II. Chromatin and Cancer
1). Enabling immune checkpoint blockade therapy by manipulating epigenetic regulators
Cancer immunotherapy, particularly PD-(L)1-directed checkpoint blockade therapy, has revolutionized cancer treatment. However, a majority of cancer patients show only partial or no response, or temporary responses to PD-(L)1-targeted therapy. Thus, there is a clear unmet clinical need to extend the benefits to non-responders and to achieve a long-lasting therapeutic effect. Our recent study using LSD1 as an example suggests that epigenetic regulators play critical roles in modulating antitumor immunity and tumor responses to immunotherapy. We are interested in uncovering a network of epigenetic regulators and action of mechanisms that impact tumor response to host immunity and immunotherapy. We are also interested in conducting proof-of-concept study on new combination strategy, in which epigenetic regulators are targeted for overcoming tumor resistance to immunotherapy.
2). Pediatric Brain Cancer
Sequencing of pediatric high-grade glioma (pHGG) samples has recently identified mutations in genes encoding the histone proteins. H3K27M and H3G34R mutations observed in diffuse intrinsic pontine gliomas (DIPG) and non-brainstem high grade gliomas, respectively are localized to the histone tail region that is subject to extensive covalent modification, suggesting that these mutations might disrupt chromatin organization and function. We have conducted chromatin-focused CRISPR/Cas9 and chemical screens using primary, patient pHGG cell lines harboring histone mutations in order to identify epigenetic factors necessary for the growth and survival of pHGG cells. We are also performing mechanistic studies to follow-up on “hits” from these screens to determine if and how various chromatin regulators contribute to changes in pHGG chromatin structure, histone modification and gene expression. Ultimately, insights gained from these studies aimed at revealing epigenetic vulnerabilities in H3K27M and H3G34R mutant tumors may inform the development of more effective treatment strategies for children with brain cancer.
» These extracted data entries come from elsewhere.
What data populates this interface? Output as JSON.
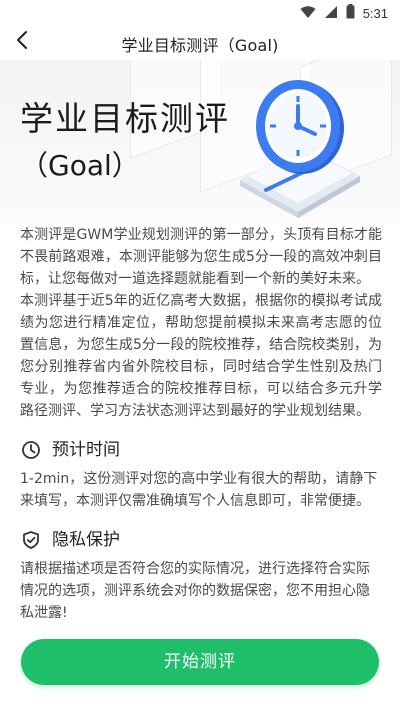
{
  "status_bar": {
    "time": "5:31",
    "icons": [
      "wifi-icon",
      "cellular-icon",
      "battery-icon"
    ]
  },
  "nav": {
    "title": "学业目标测评（Goal)",
    "back_icon": "back-arrow-icon"
  },
  "hero": {
    "title": "学业目标测评",
    "subtitle": "（Goal）",
    "illustration": "clock-on-book-illustration"
  },
  "intro": {
    "paragraph1": "本测评是GWM学业规划测评的第一部分，头顶有目标才能不畏前路艰难，本测评能够为您生成5分一段的高效冲刺目标，让您每做对一道选择题就能看到一个新的美好未来。",
    "paragraph2": "本测评基于近5年的近亿高考大数据，根据你的模拟考试成绩为您进行精准定位，帮助您提前模拟未来高考志愿的位置信息，为您生成5分一段的院校推荐，结合院校类别，为您分别推荐省内省外院校目标，同时结合学生性别及热门专业，为您推荐适合的院校推荐目标，可以结合多元升学路径测评、学习方法状态测评达到最好的学业规划结果。"
  },
  "sections": {
    "time": {
      "icon": "clock-icon",
      "title": "预计时间",
      "body": "1-2min，这份测评对您的高中学业有很大的帮助，请静下来填写，本测评仅需准确填写个人信息即可，非常便捷。"
    },
    "privacy": {
      "icon": "shield-check-icon",
      "title": "隐私保护",
      "body": "请根据描述项是否符合您的实际情况，进行选择符合实际情况的选项，测评系统会对你的数据保密，您不用担心隐私泄露!"
    }
  },
  "footer": {
    "start_label": "开始测评"
  },
  "colors": {
    "accent": "#1fbf6a",
    "clock_blue": "#3d7bf0",
    "text": "#4a4a4a"
  }
}
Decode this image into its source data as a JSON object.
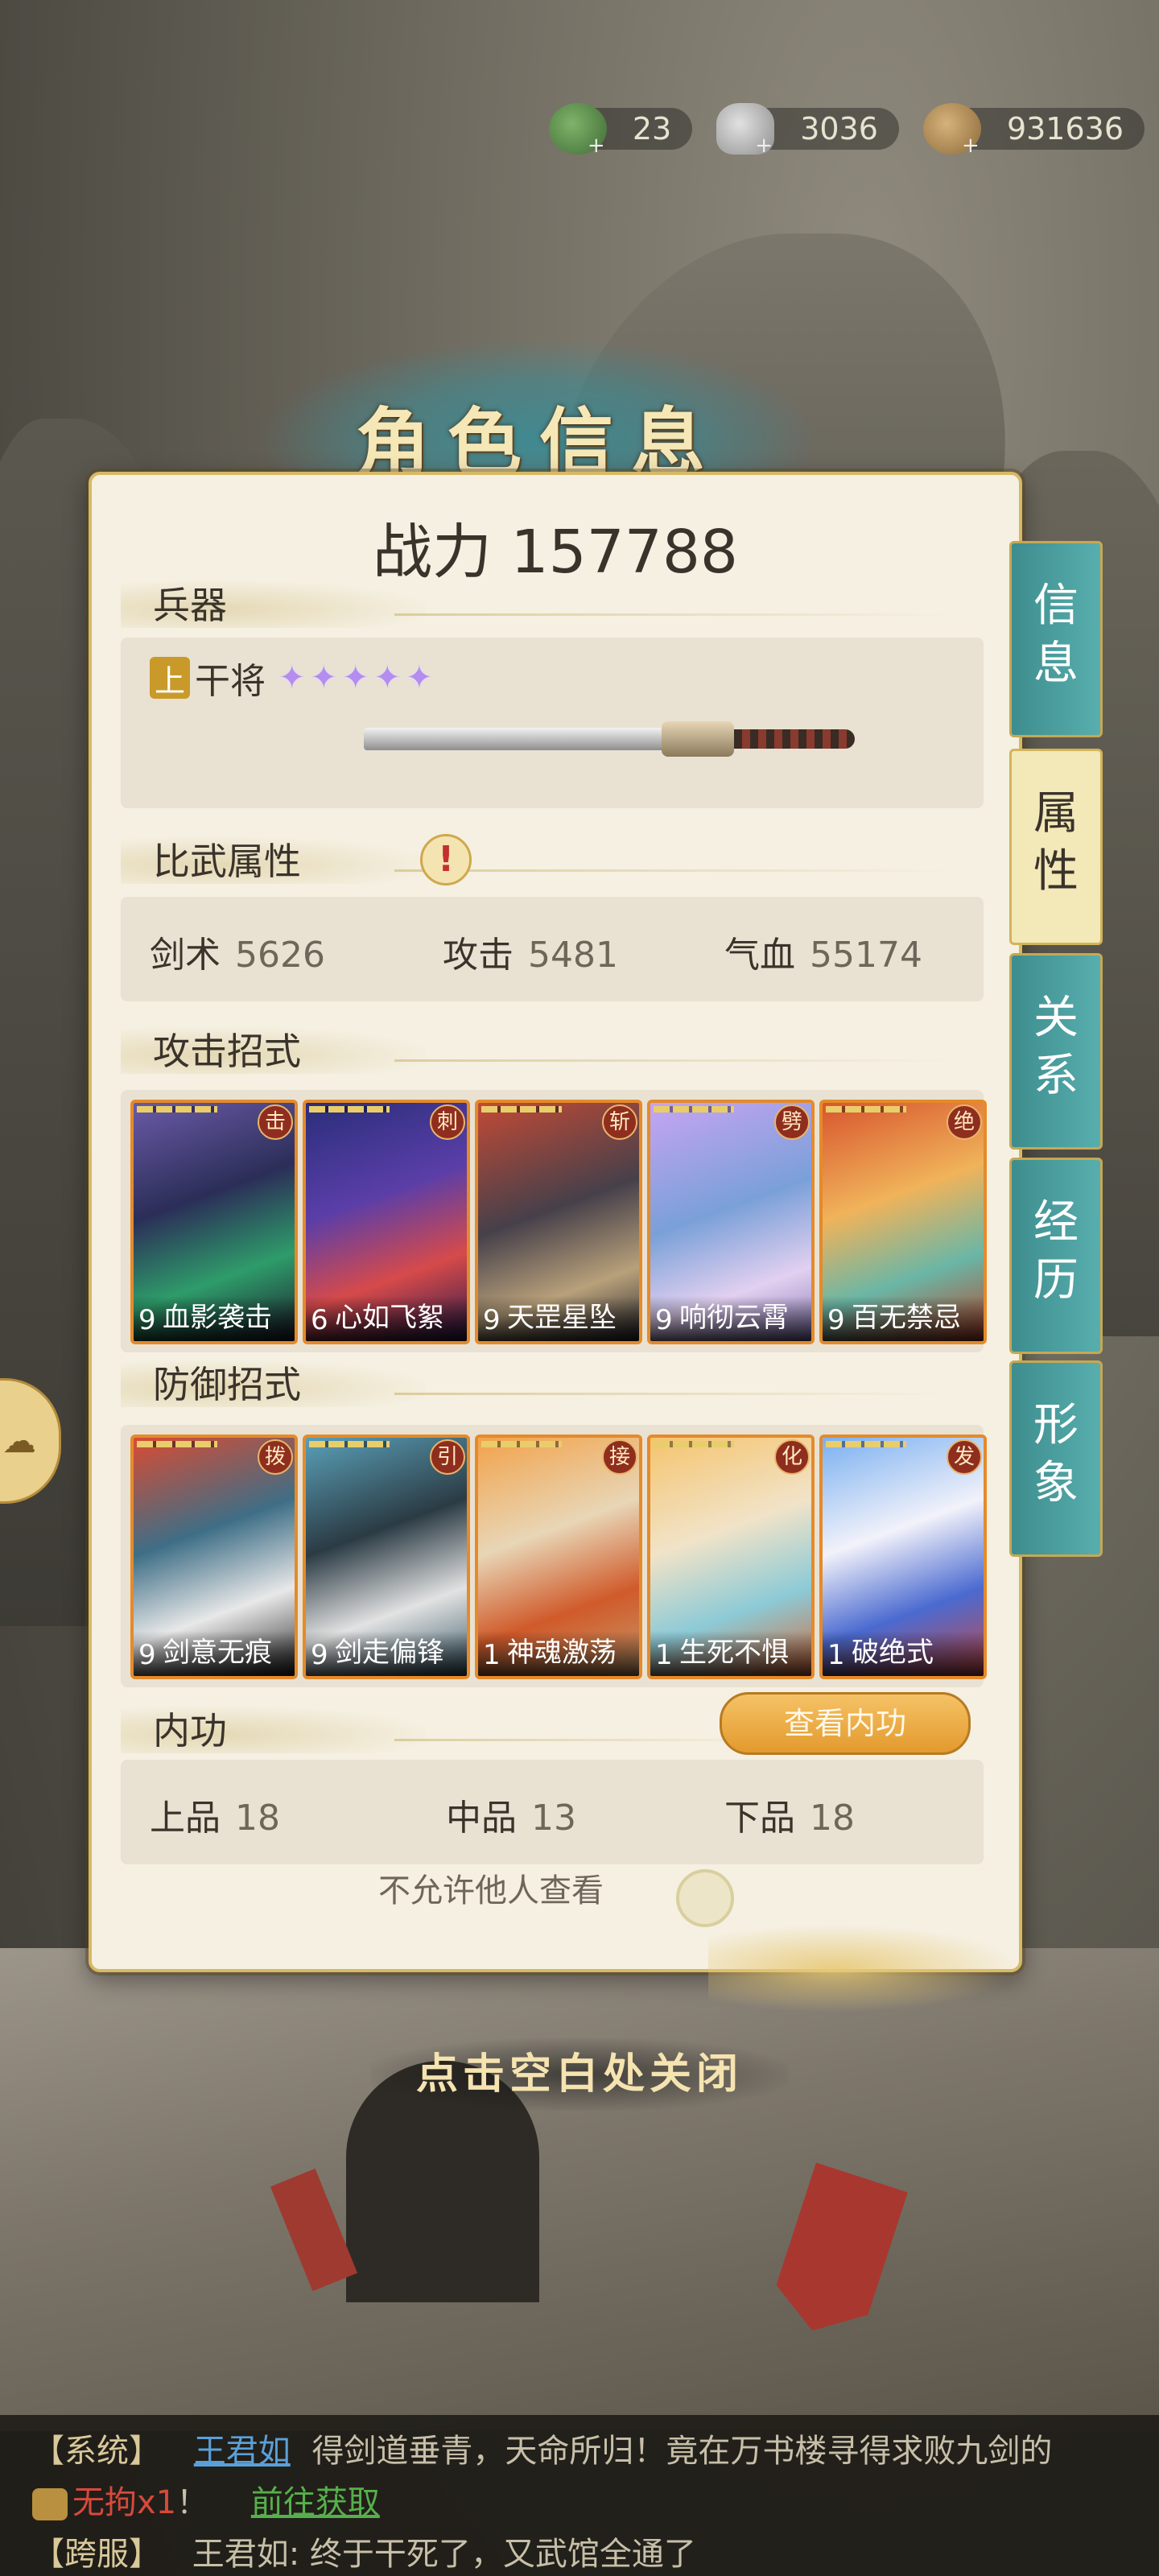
{
  "currency": [
    {
      "name": "jade-dragon-icon",
      "value": "23"
    },
    {
      "name": "silver-ingot-icon",
      "value": "3036"
    },
    {
      "name": "copper-coins-icon",
      "value": "931636"
    }
  ],
  "title": "角色信息",
  "power_label": "战力 157788",
  "weapon": {
    "section": "兵器",
    "grade": "上",
    "name": "干将",
    "stars": 5
  },
  "combat_attributes": {
    "section": "比武属性",
    "stats": [
      {
        "label": "剑术",
        "value": "5626"
      },
      {
        "label": "攻击",
        "value": "5481"
      },
      {
        "label": "气血",
        "value": "55174"
      }
    ]
  },
  "attack_moves": {
    "section": "攻击招式",
    "cards": [
      {
        "tag": "击",
        "level": "9",
        "name": "血影袭击"
      },
      {
        "tag": "刺",
        "level": "6",
        "name": "心如飞絮"
      },
      {
        "tag": "斩",
        "level": "9",
        "name": "天罡星坠"
      },
      {
        "tag": "劈",
        "level": "9",
        "name": "响彻云霄"
      },
      {
        "tag": "绝",
        "level": "9",
        "name": "百无禁忌"
      }
    ]
  },
  "defense_moves": {
    "section": "防御招式",
    "cards": [
      {
        "tag": "拨",
        "level": "9",
        "name": "剑意无痕"
      },
      {
        "tag": "引",
        "level": "9",
        "name": "剑走偏锋"
      },
      {
        "tag": "接",
        "level": "1",
        "name": "神魂激荡"
      },
      {
        "tag": "化",
        "level": "1",
        "name": "生死不惧"
      },
      {
        "tag": "发",
        "level": "1",
        "name": "破绝式"
      }
    ]
  },
  "inner_power": {
    "section": "内功",
    "button": "查看内功",
    "grades": [
      {
        "label": "上品",
        "value": "18"
      },
      {
        "label": "中品",
        "value": "13"
      },
      {
        "label": "下品",
        "value": "18"
      }
    ]
  },
  "privacy_label": "不允许他人查看",
  "tabs": [
    {
      "label": "信息",
      "active": false
    },
    {
      "label": "属性",
      "active": true
    },
    {
      "label": "关系",
      "active": false
    },
    {
      "label": "经历",
      "active": false
    },
    {
      "label": "形象",
      "active": false
    }
  ],
  "close_hint": "点击空白处关闭",
  "chat": {
    "line1": {
      "channel": "【系统】",
      "name": "王君如",
      "text": "得剑道垂青，天命所归！竟在万书楼寻得求败九剑的"
    },
    "line2": {
      "item": "无拘x1",
      "punct": "！",
      "link": "前往获取"
    },
    "line3": {
      "channel": "【跨服】",
      "text": "王君如: 终于干死了，又武馆全通了"
    }
  }
}
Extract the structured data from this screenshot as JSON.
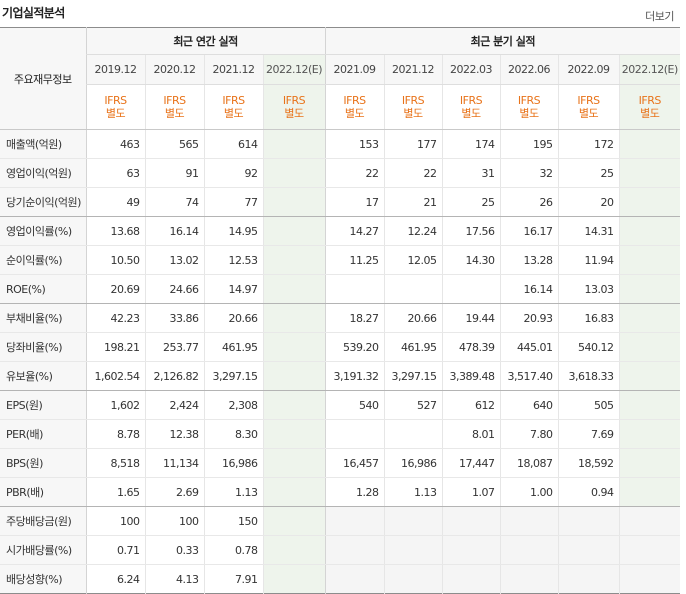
{
  "section": {
    "title": "기업실적분석",
    "more_label": "더보기"
  },
  "header": {
    "row_label": "주요재무정보",
    "annual_group": "최근 연간 실적",
    "quarter_group": "최근 분기 실적",
    "annual_periods": [
      "2019.12",
      "2020.12",
      "2021.12",
      "2022.12(E)"
    ],
    "quarter_periods": [
      "2021.09",
      "2021.12",
      "2022.03",
      "2022.06",
      "2022.09",
      "2022.12(E)"
    ],
    "ifrs_line1": "IFRS",
    "ifrs_line2": "별도"
  },
  "rows": [
    {
      "label": "매출액(억원)",
      "annual": [
        "463",
        "565",
        "614",
        ""
      ],
      "quarter": [
        "153",
        "177",
        "174",
        "195",
        "172",
        ""
      ]
    },
    {
      "label": "영업이익(억원)",
      "annual": [
        "63",
        "91",
        "92",
        ""
      ],
      "quarter": [
        "22",
        "22",
        "31",
        "32",
        "25",
        ""
      ]
    },
    {
      "label": "당기순이익(억원)",
      "annual": [
        "49",
        "74",
        "77",
        ""
      ],
      "quarter": [
        "17",
        "21",
        "25",
        "26",
        "20",
        ""
      ]
    },
    {
      "label": "영업이익률(%)",
      "annual": [
        "13.68",
        "16.14",
        "14.95",
        ""
      ],
      "quarter": [
        "14.27",
        "12.24",
        "17.56",
        "16.17",
        "14.31",
        ""
      ]
    },
    {
      "label": "순이익률(%)",
      "annual": [
        "10.50",
        "13.02",
        "12.53",
        ""
      ],
      "quarter": [
        "11.25",
        "12.05",
        "14.30",
        "13.28",
        "11.94",
        ""
      ]
    },
    {
      "label": "ROE(%)",
      "annual": [
        "20.69",
        "24.66",
        "14.97",
        ""
      ],
      "quarter": [
        "",
        "",
        "",
        "16.14",
        "13.03",
        ""
      ]
    },
    {
      "label": "부채비율(%)",
      "annual": [
        "42.23",
        "33.86",
        "20.66",
        ""
      ],
      "quarter": [
        "18.27",
        "20.66",
        "19.44",
        "20.93",
        "16.83",
        ""
      ]
    },
    {
      "label": "당좌비율(%)",
      "annual": [
        "198.21",
        "253.77",
        "461.95",
        ""
      ],
      "quarter": [
        "539.20",
        "461.95",
        "478.39",
        "445.01",
        "540.12",
        ""
      ]
    },
    {
      "label": "유보율(%)",
      "annual": [
        "1,602.54",
        "2,126.82",
        "3,297.15",
        ""
      ],
      "quarter": [
        "3,191.32",
        "3,297.15",
        "3,389.48",
        "3,517.40",
        "3,618.33",
        ""
      ]
    },
    {
      "label": "EPS(원)",
      "annual": [
        "1,602",
        "2,424",
        "2,308",
        ""
      ],
      "quarter": [
        "540",
        "527",
        "612",
        "640",
        "505",
        ""
      ]
    },
    {
      "label": "PER(배)",
      "annual": [
        "8.78",
        "12.38",
        "8.30",
        ""
      ],
      "quarter": [
        "",
        "",
        "8.01",
        "7.80",
        "7.69",
        ""
      ]
    },
    {
      "label": "BPS(원)",
      "annual": [
        "8,518",
        "11,134",
        "16,986",
        ""
      ],
      "quarter": [
        "16,457",
        "16,986",
        "17,447",
        "18,087",
        "18,592",
        ""
      ]
    },
    {
      "label": "PBR(배)",
      "annual": [
        "1.65",
        "2.69",
        "1.13",
        ""
      ],
      "quarter": [
        "1.28",
        "1.13",
        "1.07",
        "1.00",
        "0.94",
        ""
      ]
    },
    {
      "label": "주당배당금(원)",
      "annual": [
        "100",
        "100",
        "150",
        ""
      ],
      "quarter": [
        "",
        "",
        "",
        "",
        "",
        ""
      ]
    },
    {
      "label": "시가배당률(%)",
      "annual": [
        "0.71",
        "0.33",
        "0.78",
        ""
      ],
      "quarter": [
        "",
        "",
        "",
        "",
        "",
        ""
      ]
    },
    {
      "label": "배당성향(%)",
      "annual": [
        "6.24",
        "4.13",
        "7.91",
        ""
      ],
      "quarter": [
        "",
        "",
        "",
        "",
        "",
        ""
      ]
    }
  ],
  "colors": {
    "ifrs_text": "#e8731a",
    "estimate_bg": "#eef4ec",
    "header_bg": "#f7f7f7"
  }
}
3). Acute Myeloid Leukemia
Acute myeloid leukemia (AML) is a deadly cancer in need of more effective treatments. A general property of AMLs is defective differentiation, where the self-renewing leukemic stem cell undergoes limited differentiation to generate the leukemic blast, an immature form of white blood cell incapable of further development into the mature myeloid effector cells. Studies from our lab and others found that inhibition of the lysine demethylase LSD1 partially overcomes the differentiation barrier in AMLs and promotes committed maturation and programmed cell death of leukemic cells. We have identified numerous specific metabolic pathways that, when targeted in tandem with LSD1 inhibition, enhance the efficiency of leukemic differentiation. We are currently exploring the mechanisms and clinical relevance of such combinatorial chromatin/metabolic drug strategies as novel safer treatment options for AML.
III. Chromatin and neurological disorders
We are studying X-linked intellectual disability using iPS cells containing mutations in the histone H3K4me2/3-specific demethylase KDM5C together with isogenic control cell lines to define mechanisms underlying intellectual disability. In parallel, we are also investigating the role of KDM5C in brain development using the knockout mice.